Non poteva esserci luogo della moda più adatto ad ospitare questa mostra. E’ il tempio delle camicie, primo monomarca in Italia, di Walter Voulaz. C’è solo un capo d’abbigliamento imprescindibile nel guardaroba di ognuno, che può essere indossato in ogni occasione e che va al di la del tempo : la camicia. “La camicia non ha una forma ma mille forme: ognuna si deve adattare a chi la porta”.

La mostra è a cura di Susanna Legrenzi, con Costanza Algranti, Luca Andreoni, Antonio Aricò, Bianco e Valente, Luca Campigotto, Sergio Calatroni, Letizia Carriello, Alejandro Céron, CLS, Gianluigi Colin, Demian Conrad, Alberto Coretti, Love Difference, Natascia Fenoglio, Lia Ferrari, Odoardo Fioravanti, Tommaso Giocoladelli, Gum Design, Giancarlo Iliprandi, Giovanni Innella, Francesco Jodice, Stefano Maffei, Jorge Manes Rubio,Gualtiero Marchesi, Maurizio Maselli, Stefano Mirti, Giovanni Muzio, Davide Oldani, Lorenzo Palmeri, Donata Paruccini, Marco Petroni, Pier Paolo Pitacco, Olivia Porta, Giorgio Possenti, Massimiliano Simonetta, Marta Sforni, Sovrappensiero, Delfino Sisto Legnani, Carlo Stanga,Toni Thorimbert, Lola Toscani, DominicWilcox, Andrea Valle…

“OBJECTS (IN THE NAME OF LOVE)” è una collezione estemporanea di oggetti d’affezione che abitano il privato di 40 protagonisti del contemporaneo.
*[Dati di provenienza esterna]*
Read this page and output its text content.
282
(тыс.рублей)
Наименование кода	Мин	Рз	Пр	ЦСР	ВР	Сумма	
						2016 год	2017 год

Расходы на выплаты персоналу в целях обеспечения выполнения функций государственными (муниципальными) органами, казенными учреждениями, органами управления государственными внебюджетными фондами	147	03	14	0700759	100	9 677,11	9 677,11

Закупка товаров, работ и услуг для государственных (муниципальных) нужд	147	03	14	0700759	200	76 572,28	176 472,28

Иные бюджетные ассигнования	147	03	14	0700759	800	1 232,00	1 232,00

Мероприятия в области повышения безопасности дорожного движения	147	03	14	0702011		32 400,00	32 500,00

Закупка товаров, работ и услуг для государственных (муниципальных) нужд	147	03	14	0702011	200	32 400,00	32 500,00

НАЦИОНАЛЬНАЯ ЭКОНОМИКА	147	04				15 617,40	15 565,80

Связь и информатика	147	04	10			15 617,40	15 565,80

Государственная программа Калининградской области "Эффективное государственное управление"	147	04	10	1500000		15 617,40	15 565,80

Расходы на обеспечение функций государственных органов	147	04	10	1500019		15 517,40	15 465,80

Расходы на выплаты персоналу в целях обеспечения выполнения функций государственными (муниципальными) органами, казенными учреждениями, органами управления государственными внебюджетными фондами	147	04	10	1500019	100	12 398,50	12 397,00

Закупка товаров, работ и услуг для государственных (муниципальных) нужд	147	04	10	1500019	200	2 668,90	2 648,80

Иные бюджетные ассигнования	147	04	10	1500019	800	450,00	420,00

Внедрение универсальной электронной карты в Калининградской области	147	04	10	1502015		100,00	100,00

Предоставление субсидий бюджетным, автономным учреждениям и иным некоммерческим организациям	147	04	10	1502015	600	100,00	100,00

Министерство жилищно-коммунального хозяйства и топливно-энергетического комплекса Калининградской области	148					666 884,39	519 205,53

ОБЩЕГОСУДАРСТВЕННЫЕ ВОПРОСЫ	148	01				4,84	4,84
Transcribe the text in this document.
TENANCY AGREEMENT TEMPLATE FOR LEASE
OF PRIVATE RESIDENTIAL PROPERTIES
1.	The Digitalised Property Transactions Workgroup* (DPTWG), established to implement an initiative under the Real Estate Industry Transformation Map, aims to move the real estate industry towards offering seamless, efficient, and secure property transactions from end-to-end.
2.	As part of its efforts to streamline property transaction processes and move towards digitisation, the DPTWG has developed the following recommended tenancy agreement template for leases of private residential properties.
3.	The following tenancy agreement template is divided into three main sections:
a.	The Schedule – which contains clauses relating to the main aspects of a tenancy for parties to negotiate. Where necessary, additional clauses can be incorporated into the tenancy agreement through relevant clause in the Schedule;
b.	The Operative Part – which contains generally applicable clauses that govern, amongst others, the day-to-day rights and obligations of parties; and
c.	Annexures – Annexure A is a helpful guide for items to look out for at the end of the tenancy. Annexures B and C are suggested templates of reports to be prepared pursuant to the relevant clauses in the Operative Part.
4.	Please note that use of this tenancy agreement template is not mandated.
Giovanni Muzio–architetto Giancarlo Iliprandi -artdirector Luca Andreoni – fotografo.
Una manciata di pietre dai deserti americani dell’Ovest, il portacenere anni Trenta di un architetto che ha disegnato Milano, un libro d’artista, uno specchio che accompagna quattro generazioni di donne, le strisce di Dylan Dog, il calco in gesso di una mano di una Venere, la maschera di una vecchia BMWper un on the road generazionale…

I micro led dei ripiani di legno ebanizzato rivelano gli oggetti esposti e fanno affiorare i ricordi. Il verde “LeCorbusier” delle pareti li avvolge in un atmosfera intima e suggestiva. Sottile filo rosso, il valore sentimentale delle cose, quel legame invisibile che unisce uomini e memorie, trasformando un semplice oggetto in un testimone (silenzioso) del tempo.